| Crates.io | datafusion-statrs |
| lib.rs | datafusion-statrs |
| version | 0.2.0 |
| created_at | 2025-06-19 05:55:59.244666+00 |
| updated_at | 2025-06-19 05:55:59.244666+00 |
| description | bindings to expose statrs functions in datafusion |
| homepage | |
| repository | |
| max_upload_size | |
| id | 1717860 |
| size | 336,117 |
This library provides bindings to provide the statistical distribution functions from statrs in datafusion.
use datafusion::{
arrow::datatypes::DataType,
logical_expr::case,
prelude::{CsvReadOptions, SessionContext, cast, col, lit},
};
#[tokio::main(flavor = "current_thread")]

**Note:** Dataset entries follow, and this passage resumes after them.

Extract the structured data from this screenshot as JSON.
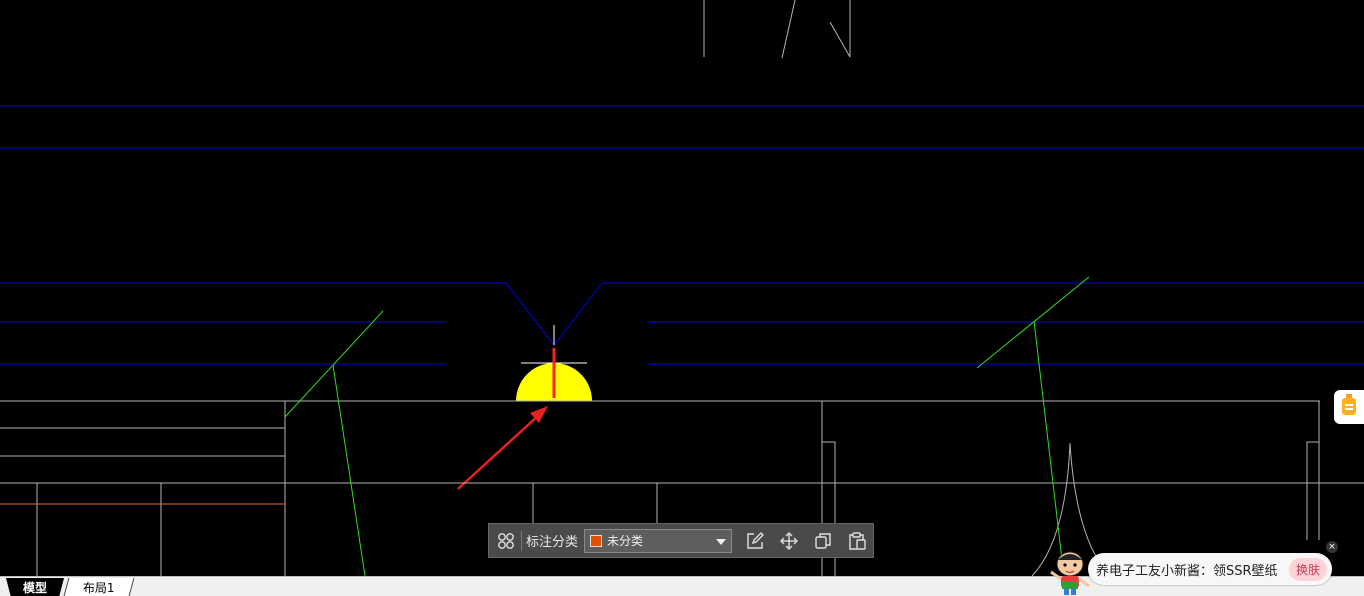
{
  "colors": {
    "background": "#000000",
    "blue_lines": "#0000e0",
    "white_lines": "#b4b4b4",
    "green_lines": "#33dd22",
    "orange_line": "#e07030",
    "yellow_fill": "#ffff00",
    "red_mark": "#ff2020",
    "category_swatch": "#e05000"
  },
  "toolbar": {
    "label": "标注分类",
    "category_value": "未分类",
    "icons": [
      "grid-icon",
      "chevron-down-icon",
      "edit-icon",
      "move-icon",
      "copy-icon",
      "paste-icon"
    ]
  },
  "tabs": {
    "model": "模型",
    "layout1": "布局1"
  },
  "ad": {
    "text": "养电子工友小新酱：领SSR壁纸",
    "button": "换肤",
    "close": "×"
  },
  "side_widget": {
    "icon": "bottle-icon"
  }
}
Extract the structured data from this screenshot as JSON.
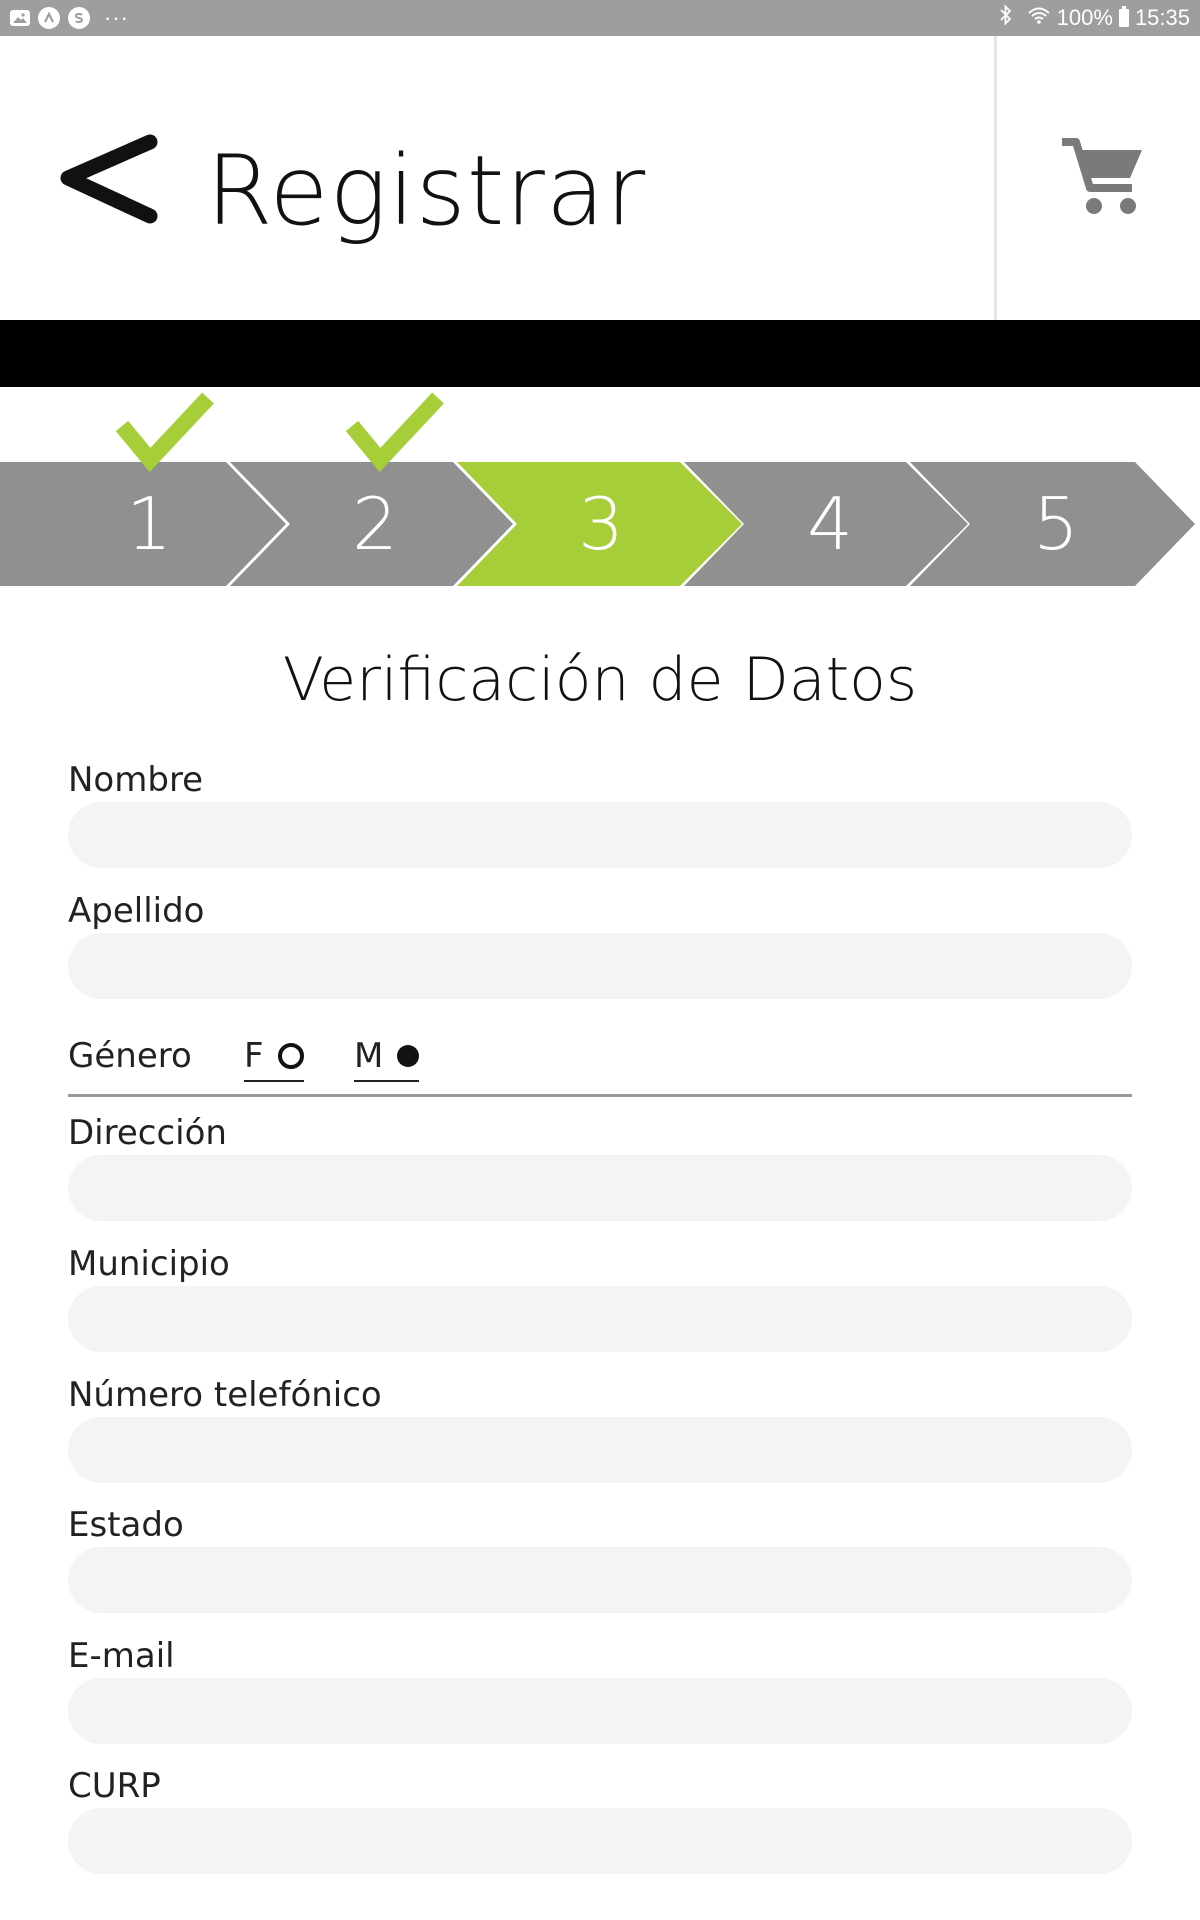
{
  "status_bar": {
    "icons_left": [
      "image-icon",
      "a-icon",
      "s-icon"
    ],
    "overflow": "···",
    "bluetooth_icon": "bluetooth-icon",
    "wifi_icon": "wifi-icon",
    "battery_percent": "100%",
    "time": "15:35"
  },
  "header": {
    "title": "Registrar",
    "back_icon": "chevron-left-icon",
    "cart_icon": "cart-icon"
  },
  "steps": {
    "items": [
      {
        "label": "1",
        "completed": true,
        "active": false
      },
      {
        "label": "2",
        "completed": true,
        "active": false
      },
      {
        "label": "3",
        "completed": false,
        "active": true
      },
      {
        "label": "4",
        "completed": false,
        "active": false
      },
      {
        "label": "5",
        "completed": false,
        "active": false
      }
    ],
    "colors": {
      "inactive": "#909090",
      "active": "#a6ce39",
      "check": "#a6ce39"
    }
  },
  "form": {
    "title": "Verificación de Datos",
    "fields": {
      "nombre": {
        "label": "Nombre",
        "value": ""
      },
      "apellido": {
        "label": "Apellido",
        "value": ""
      },
      "direccion": {
        "label": "Dirección",
        "value": ""
      },
      "municipio": {
        "label": "Municipio",
        "value": ""
      },
      "telefono": {
        "label": "Número telefónico",
        "value": ""
      },
      "estado": {
        "label": "Estado",
        "value": ""
      },
      "email": {
        "label": "E-mail",
        "value": ""
      },
      "curp": {
        "label": "CURP",
        "value": ""
      }
    },
    "gender": {
      "label": "Género",
      "options": [
        {
          "label": "F",
          "selected": false
        },
        {
          "label": "M",
          "selected": true
        }
      ]
    }
  }
}
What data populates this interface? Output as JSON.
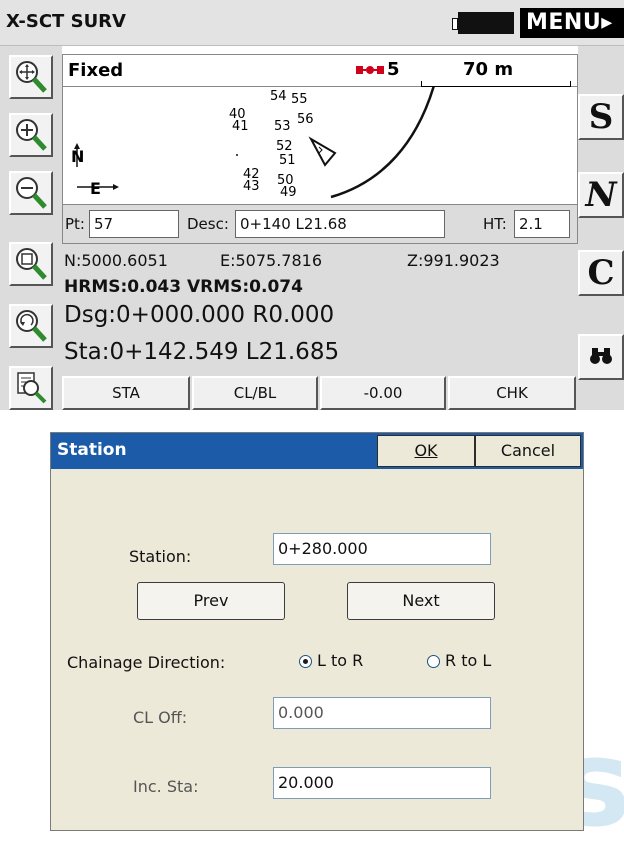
{
  "app": {
    "title": "X-SCT SURV",
    "menu_label": "MENU",
    "menu_arrow": "▸"
  },
  "toolbar_left": [
    {
      "icon": "zoom-extents-icon"
    },
    {
      "icon": "zoom-in-icon"
    },
    {
      "icon": "zoom-out-icon"
    },
    {
      "icon": "zoom-window-icon"
    },
    {
      "icon": "zoom-previous-icon"
    },
    {
      "icon": "zoom-list-icon"
    }
  ],
  "toolbar_right": [
    {
      "label": "S"
    },
    {
      "label": "N"
    },
    {
      "label": "C"
    },
    {
      "label": "🔭",
      "icon": "binoculars-icon"
    }
  ],
  "status": {
    "fix": "Fixed",
    "satellites": "5",
    "scale": "70 m"
  },
  "map": {
    "north_label": "N",
    "east_label": "E",
    "points": [
      "54",
      "55",
      "40",
      "41",
      "53",
      "56",
      "52",
      "51",
      "42",
      "43",
      "50",
      "49"
    ]
  },
  "inputs": {
    "pt_label": "Pt:",
    "pt_value": "57",
    "desc_label": "Desc:",
    "desc_value": "0+140 L21.68",
    "ht_label": "HT:",
    "ht_value": "2.1"
  },
  "coords": {
    "n": "N:5000.6051",
    "e": "E:5075.7816",
    "z": "Z:991.9023",
    "hrms": "HRMS:0.043 VRMS:0.074",
    "dsg": "Dsg:0+000.000 R0.000",
    "sta": "Sta:0+142.549 L21.685"
  },
  "bottom_buttons": [
    "STA",
    "CL/BL",
    "-0.00",
    "CHK"
  ],
  "dialog": {
    "title": "Station",
    "ok": "OK",
    "cancel": "Cancel",
    "station_label": "Station:",
    "station_value": "0+280.000",
    "prev": "Prev",
    "next": "Next",
    "chainage_label": "Chainage Direction:",
    "option_l_to_r": "L to R",
    "option_r_to_l": "R to L",
    "selected": "L to R",
    "cl_off_label": "CL Off:",
    "cl_off_value": "0.000",
    "inc_sta_label": "Inc. Sta:",
    "inc_sta_value": "20.000"
  },
  "watermark": "Geodesic",
  "colors": {
    "dialog_title_bg": "#1b5ba8",
    "sat_icon": "#d0021b"
  }
}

async fn main() -> std::io::Result<()> {
let binom_cdf = datafusion_statrs::distribution::binomial::cdf();
let binom_sf = datafusion_statrs::distribution::binomial::sf();
let mut opts = CsvReadOptions::default();
opts.delimiter = b'\t';
opts.file_extension = ".tsv";
let ctx = SessionContext::new();
let df = ctx.read_csv("examples/coins.tsv", opts).await?;
// Cast the columns to the right types
df.select(vec![
cast(col("coin_id"), DataType::UInt64).alias("coin_id"),
cast(col("tosses"), DataType::UInt64).alias("tosses"),
cast(col("heads"), DataType::UInt64).alias("heads"),
cast(col("tails"), DataType::UInt64).alias("tails"),
])?
// Add columns with the min and max of heads and tails.
.select(vec![
col("coin_id"),
col("tosses"),
col("heads"),
col("tails"),
(case(col("heads").lt(col("tails")))
.when(lit(true), col("heads"))
.otherwise(col("tails")))?
.alias("min"),
(case(col("heads").gt(col("tails")))
.when(lit(true), col("heads"))
.otherwise(col("tails")))?
.alias("max"),
])?
// Now compute the probability of a more extreme outcome as the
// probability of a lower min and a higher max under the assumption
// that the coin is fair.
.select(vec![
col("coin_id"),
col("tosses"),
col("heads"),
col("tails"),
col("min"),
col("max"),
(binom_cdf.call(vec![col("min"), col("tosses"), lit(0.5)])).alias("lower"),
(binom_sf.call(vec![col("max"), col("tosses"), lit(0.5)])).alias("upper"),
])?
// Now compute the p-value for the null hypothesis that the coin is fair
.select(vec![
col("coin_id"),
col("tosses"),
col("heads"),
col("tails"),
(col("lower") + col("upper")).alias("p_value"),
])?
// Filter for significance
.filter(col("p_value").lt(lit(0.01)))?
.show()
.await?;
Ok(())
}